Odżywka do rzęs XLASH
Nie od dziś wiadomo, że długie i ciemne rzęsy dodają uroku każdej z nas. Nigdy nie narzekałam na swoje rzęsy, ale od czasu założenia bloga (i prezentacji ogromnej liczbie ludzi ogromnej ilości zdjęć swojej twarzy) ich naturalny wygląd nie do końca mnie zadowalał. Tuszowanie rzęs na co dzień wiążę się z późniejszym długotrwałym demakijażem, którego nie znoszę, więc postanowiłam wypróbować odżywkę polecaną przez moją przyjaciółkę. W połączeniu z henną przynosi naprawdę rewelacyjne rezultaty.

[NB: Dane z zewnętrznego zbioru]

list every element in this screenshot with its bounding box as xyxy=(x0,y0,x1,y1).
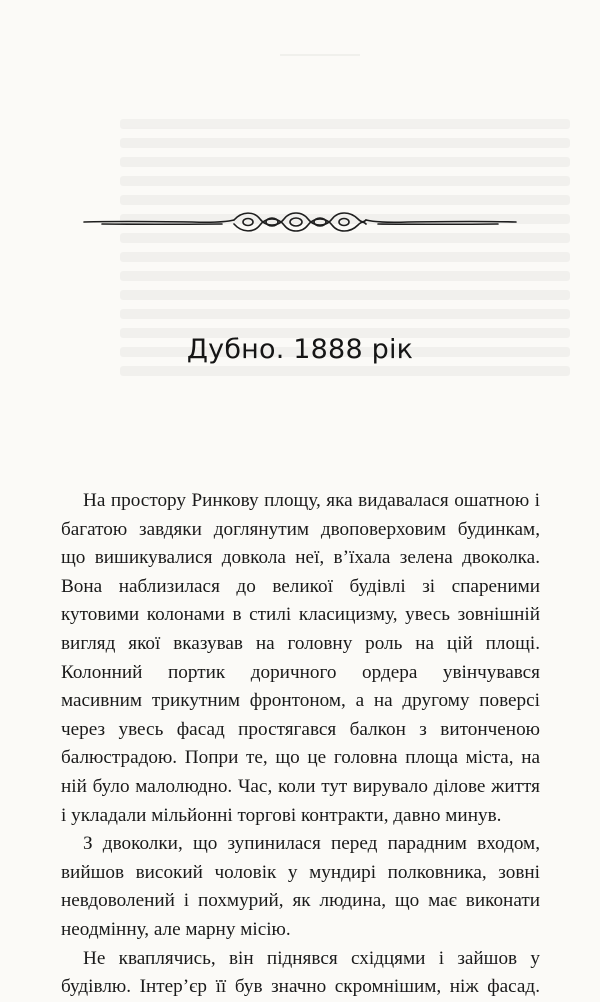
faint-header-ornament xyxy=(280,52,360,58)
scroll-ornament-divider-icon xyxy=(82,205,518,239)
paragraph-2: З двоколки, що зупинилася перед парадним входом, вийшов високий чоловік у мундирі полковника, зовні невдоволений і похмурий, як людина, що має виконати неодмінну, але марну місію. xyxy=(61,833,540,940)
paragraph-3: Не кваплячись, він піднявся східцями і зайшов у будівлю. Інтер’єр її був значно скромнішим, ніж фасад. xyxy=(61,947,540,998)
chapter-body-text xyxy=(61,487,540,1002)
chapter-title: Дубно. 1888 рік xyxy=(186,334,414,365)
paragraph-1: На простору Ринкову площу, яка видавалася ошатною і багатою завдяки доглянутим двоповерховим будинкам, що вишикувалися довкола неї, в’їхала зелена двоколка. Вона наблизилася до великої будівлі зі спареними кутовими колонами в стилі класицизму, увесь зовнішній вигляд якої вказував на головну роль на цій площі. Колонний портик доричного ордера увінчувався масивним трикутним фронтоном, а на другому поверсі через увесь фасад простягався балкон з витонченою балюстрадою. Попри те, що це головна площа міста, на ній було малолюдно. Час, коли тут вирувало ділове життя і укладали мільйонні торгові контракти, давно минув. xyxy=(61,490,540,826)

Można ją zakupić na przykład tutaj:
http://www.naturmedicin.pl/product/xlash-odzywka-do-rzes
Dla wszystkich czytelniczek MLE zdobyłam rabat na ten produkt . Wystarczy wpisać w trakcie zakupu kod rabatowy MLEXLASH. Po okazyjnej cenie odżywka będzie kosztować 150 zł (regularna cena to 199zł).
Mam nadzieję, że w niedługim czasie odkryję kolejne produkty, który spełnią moje oczekiwania i tym samym dla Was też okażą się pomocne. Tymczasem, prosiłabym wszystkie czytelniczki o zaproponowanie swoich niezawodnych typów (kremów, peelingów, produktów do makijażu i demakijażu itd.):).